Dawn comes early in the Swiss Oberland. Its hurtful brightness and the clanging of the cowbells awoke him. As he had feared, the pheno-barbitone had failed to act, and in those hours of wakefulness he had relived every moment of those fatal, youthful months until, tortured, at three in the morning he had fumbled for a capsule of sodium anytal, which had given him a brief respite of total blackout. Now, with throbbing temples, deadened by the drug, he faced the situation dully yet with almost desperate resolution, aware that, at long last, he must take the decisive step.

Wilenski had told him so, at that last consultation in New York, smiling down encouragingly, as he always did, with one arm across the headrest of the couch and lapsing into that caressing Southern accent which he used to untie the inner tangles of his patients.

“You may have to go back one day, just to break that little old guilt-complex for keeps.

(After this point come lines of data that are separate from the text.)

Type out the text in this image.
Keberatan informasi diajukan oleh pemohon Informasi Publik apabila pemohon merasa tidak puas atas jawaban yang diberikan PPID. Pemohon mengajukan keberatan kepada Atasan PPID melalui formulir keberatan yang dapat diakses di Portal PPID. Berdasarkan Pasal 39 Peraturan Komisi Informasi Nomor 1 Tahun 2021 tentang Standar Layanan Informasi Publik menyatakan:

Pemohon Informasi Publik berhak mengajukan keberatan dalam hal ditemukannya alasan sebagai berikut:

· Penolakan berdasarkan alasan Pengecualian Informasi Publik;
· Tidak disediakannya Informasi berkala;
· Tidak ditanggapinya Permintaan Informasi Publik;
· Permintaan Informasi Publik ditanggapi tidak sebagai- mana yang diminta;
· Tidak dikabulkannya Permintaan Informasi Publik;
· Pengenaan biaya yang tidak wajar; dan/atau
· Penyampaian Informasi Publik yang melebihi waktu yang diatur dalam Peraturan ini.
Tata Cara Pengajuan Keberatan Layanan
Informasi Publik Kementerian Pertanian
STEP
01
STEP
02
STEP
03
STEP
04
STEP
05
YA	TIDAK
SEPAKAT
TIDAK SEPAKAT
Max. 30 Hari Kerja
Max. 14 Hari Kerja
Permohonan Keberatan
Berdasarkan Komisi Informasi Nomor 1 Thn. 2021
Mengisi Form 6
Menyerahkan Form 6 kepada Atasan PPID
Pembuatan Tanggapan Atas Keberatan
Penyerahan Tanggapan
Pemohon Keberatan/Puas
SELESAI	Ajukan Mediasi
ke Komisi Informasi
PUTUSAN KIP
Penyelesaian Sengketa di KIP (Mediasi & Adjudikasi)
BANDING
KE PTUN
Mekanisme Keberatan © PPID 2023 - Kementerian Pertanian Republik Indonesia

Actually, you want to go back, partly because you’ve got a suppressed nostalgia for home, but of course mainly to see your—your friend and straighten things out with her. Well, why not? Better late than never. If things haven’t gone too well for her, you’re in a position to help. Why,” his smile took on a genial slyness, “now you’re a gay widower, if you find her still attractive, you could clear the whole thing up by marrying her—provided, of course, she’s free.”

“She will never have married.” He had no doubts whatsoever on that score, though he hoped she might have found happiness.

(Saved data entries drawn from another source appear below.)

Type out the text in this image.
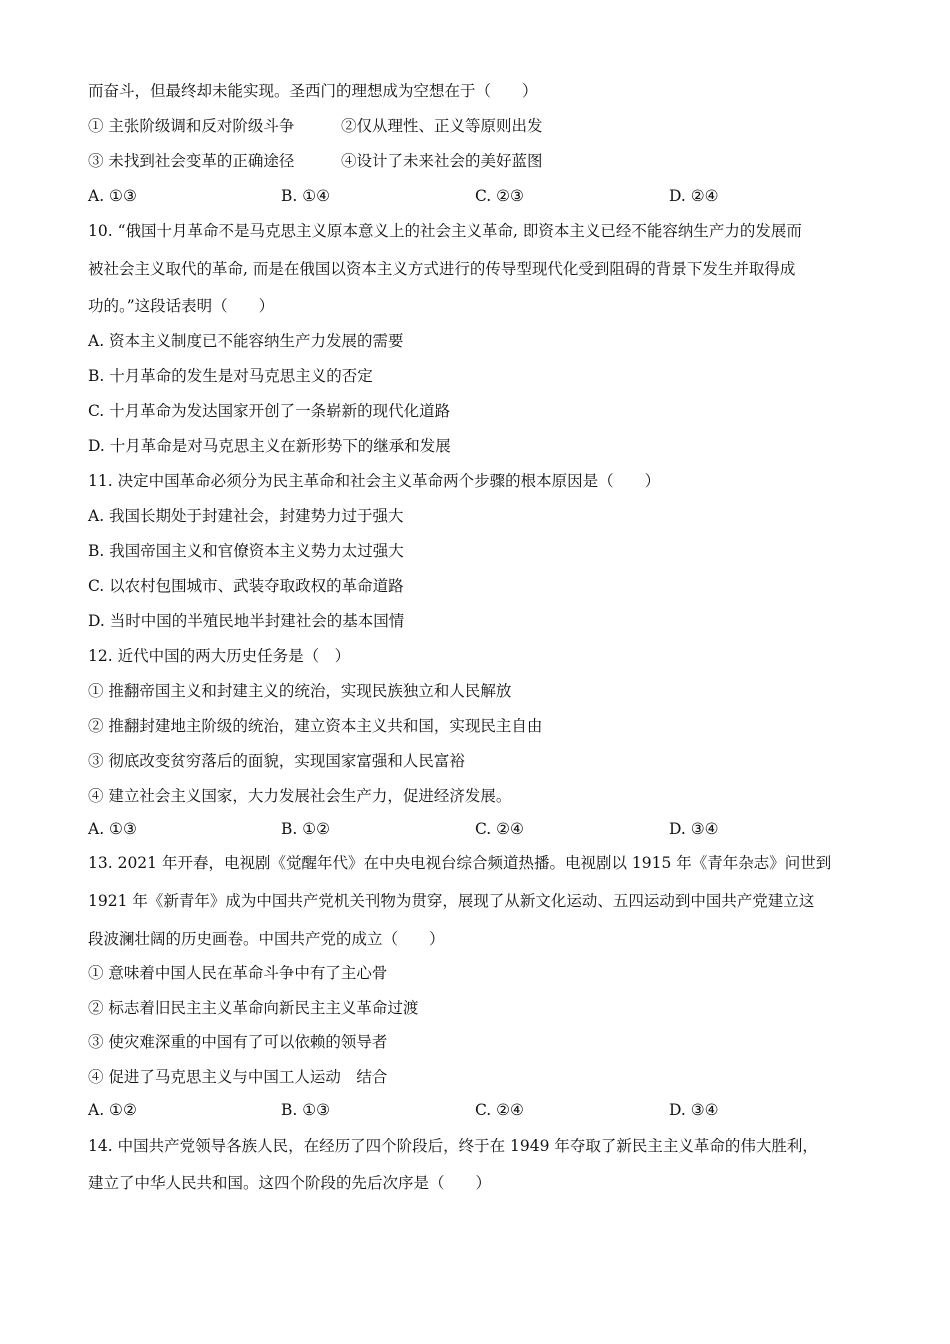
而奋斗，但最终却未能实现。圣西门的理想成为空想在于（　　）
① 主张阶级调和反对阶级斗争	②仅从理性、正义等原则出发
③ 未找到社会变革的正确途径	④设计了未来社会的美好蓝图
A. ①③	B. ①④	C. ②③	D. ②④
10. “俄国十月革命不是马克思主义原本意义上的社会主义革命, 即资本主义已经不能容纳生产力的发展而
被社会主义取代的革命, 而是在俄国以资本主义方式进行的传导型现代化受到阻碍的背景下发生并取得成
功的。”这段话表明（　　）
A. 资本主义制度已不能容纳生产力发展的需要
B. 十月革命的发生是对马克思主义的否定
C. 十月革命为发达国家开创了一条崭新的现代化道路
D. 十月革命是对马克思主义在新形势下的继承和发展
11. 决定中国革命必须分为民主革命和社会主义革命两个步骤的根本原因是（　　）
A. 我国长期处于封建社会，封建势力过于强大
B. 我国帝国主义和官僚资本主义势力太过强大
C. 以农村包围城市、武装夺取政权的革命道路
D. 当时中国的半殖民地半封建社会的基本国情
12. 近代中国的两大历史任务是（　）
① 推翻帝国主义和封建主义的统治，实现民族独立和人民解放
② 推翻封建地主阶级的统治，建立资本主义共和国，实现民主自由
③ 彻底改变贫穷落后的面貌，实现国家富强和人民富裕
④ 建立社会主义国家，大力发展社会生产力，促进经济发展。
A. ①③	B. ①②	C. ②④	D. ③④
13. 2021 年开春，电视剧《觉醒年代》在中央电视台综合频道热播。电视剧以 1915 年《青年杂志》问世到
1921 年《新青年》成为中国共产党机关刊物为贯穿，展现了从新文化运动、五四运动到中国共产党建立这
段波澜壮阔的历史画卷。中国共产党的成立（　　）
① 意味着中国人民在革命斗争中有了主心骨
② 标志着旧民主主义革命向新民主主义革命过渡
③ 使灾难深重的中国有了可以依赖的领导者
④ 促进了马克思主义与中国工人运动　结合
A. ①②	B. ①③	C. ②④	D. ③④
14. 中国共产党领导各族人民，在经历了四个阶段后，终于在 1949 年夺取了新民主主义革命的伟大胜利，
建立了中华人民共和国。这四个阶段的先后次序是（　　）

“Keep what I’m telling you in mind, then. And if you feel you’re getting into trouble again, take my advice and go back.”

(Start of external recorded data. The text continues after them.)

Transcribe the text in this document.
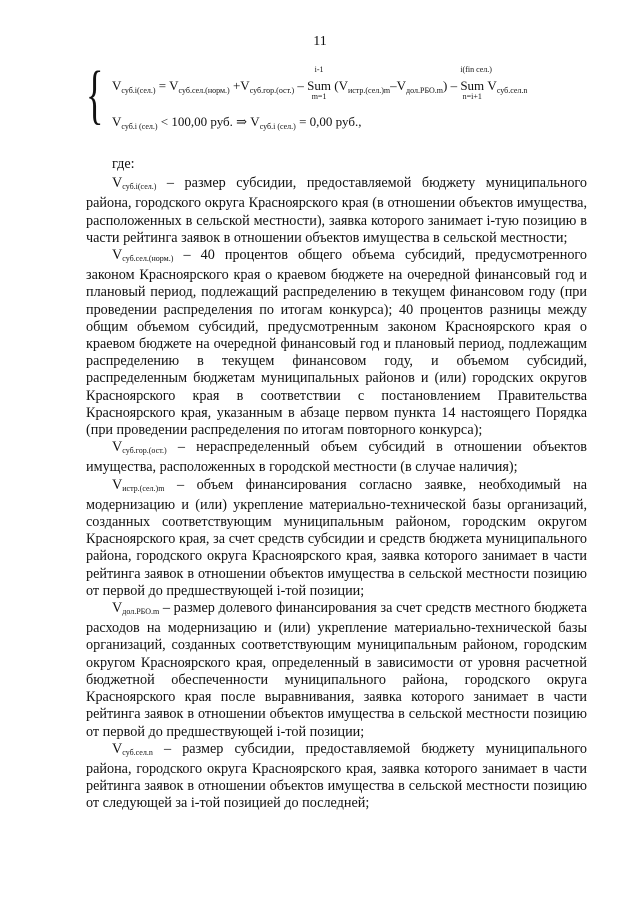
11
{ $V_{суб.i(сел.)} = V_{суб.сел.(норм.)} +V_{суб.гор.(ост.)}$ –
i-1
Sum
m=1
$(V_{истр.(сел.)m}-V_{дол.РБО.m})$ –
i(fin сел.)
Sum
n=i+1
$V_{суб.сел.n}$
$V_{суб.i (сел.)} < 100,00$ руб. ⇒ $V_{суб.i (сел.)} = 0,00$ руб.,

где:

Vсуб.i(сел.) – размер субсидии, предоставляемой бюджету муниципального района, городского округа Красноярского края (в отношении объектов имущества, расположенных в сельской местности), заявка которого занимает i-тую позицию в части рейтинга заявок в отношении объектов имущества в сельской местности;

Vсуб.сел.(норм.) – 40 процентов общего объема субсидий, предусмотренного законом Красноярского края о краевом бюджете на очередной финансовый год и плановый период, подлежащий распределению в текущем финансовом году (при проведении распределения по итогам конкурса); 40 процентов разницы между общим объемом субсидий, предусмотренным законом Красноярского края о краевом бюджете на очередной финансовый год и плановый период, подлежащим распределению в текущем финансовом году, и объемом субсидий, распределенным бюджетам муниципальных районов и (или) городских округов Красноярского края в соответствии с постановлением Правительства Красноярского края, указанным в абзаце первом пункта 14 настоящего Порядка (при проведении распределения по итогам повторного конкурса);

Vсуб.гор.(ост.) – нераспределенный объем субсидий в отношении объектов имущества, расположенных в городской местности (в случае наличия);

Vистр.(сел.)m – объем финансирования согласно заявке, необходимый на модернизацию и (или) укрепление материально-технической базы организаций, созданных соответствующим муниципальным районом, городским округом Красноярского края, за счет средств субсидии и средств бюджета муниципального района, городского округа Красноярского края, заявка которого занимает в части рейтинга заявок в отношении объектов имущества в сельской местности позицию от первой до предшествующей i-той позиции;

Vдол.РБО.m – размер долевого финансирования за счет средств местного бюджета расходов на модернизацию и (или) укрепление материально-технической базы организаций, созданных соответствующим муниципальным районом, городским округом Красноярского края, определенный в зависимости от уровня расчетной бюджетной обеспеченности муниципального района, городского округа Красноярского края после выравнивания, заявка которого занимает в части рейтинга заявок в отношении объектов имущества в сельской местности позицию от первой до предшествующей i-той позиции;

Vсуб.сел.n – размер субсидии, предоставляемой бюджету муниципального района, городского округа Красноярского края, заявка которого занимает в части рейтинга заявок в отношении объектов имущества в сельской местности позицию от следующей за i-той позицией до последней;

Yes, he would do it, and at once. Relief came to him with the reaffirmation of his decision. He pressed the bell and, after consulting the Swissair schedule, told Arturo to ring Zurich and reserve a seat on the two o’clock plane for Prestwick. He got up, shaved, dressed, breakfasted downstairs. Afterwards, while Arturo packed his valise, he smoked a pensive cigarette. He was taking only a few things, returning quietly, humbly, without the slightest fuss or ostentation, no Rolls, no signs of wealth, nothing. The thought, arousing sombre anticipation, injected his melancholy with a transitory gleam. As for the villa, in his absence, with a household so well organised, staffed by such trustworthy servants—he had hinted to them of an urgent business appointment—it was simplicity itself to leave, even at a moment’s notice.

The phone rang: he rose and went to the instrument. As he had expected, it was Frida von Altishofer.

“Good morning. Am I disturbing you?”

“Not at all.”

“Then tell me quickly. Are you well . . . better?”

His frightful night made him long for a word of sympathy, but he knew this to be unwise.

“Definitely better.”

“I am so glad—and relieved, my friend. Shall we go walking this morning?”

“I wish we could. However . . .” he cleared his throat and delivered the polite fiction he had prepared: yesterday there had been a telegram, purely a matter of business, but upsetting, as she had observed, which he ought to put right by a visit to his British lawyer. He must leave this morning.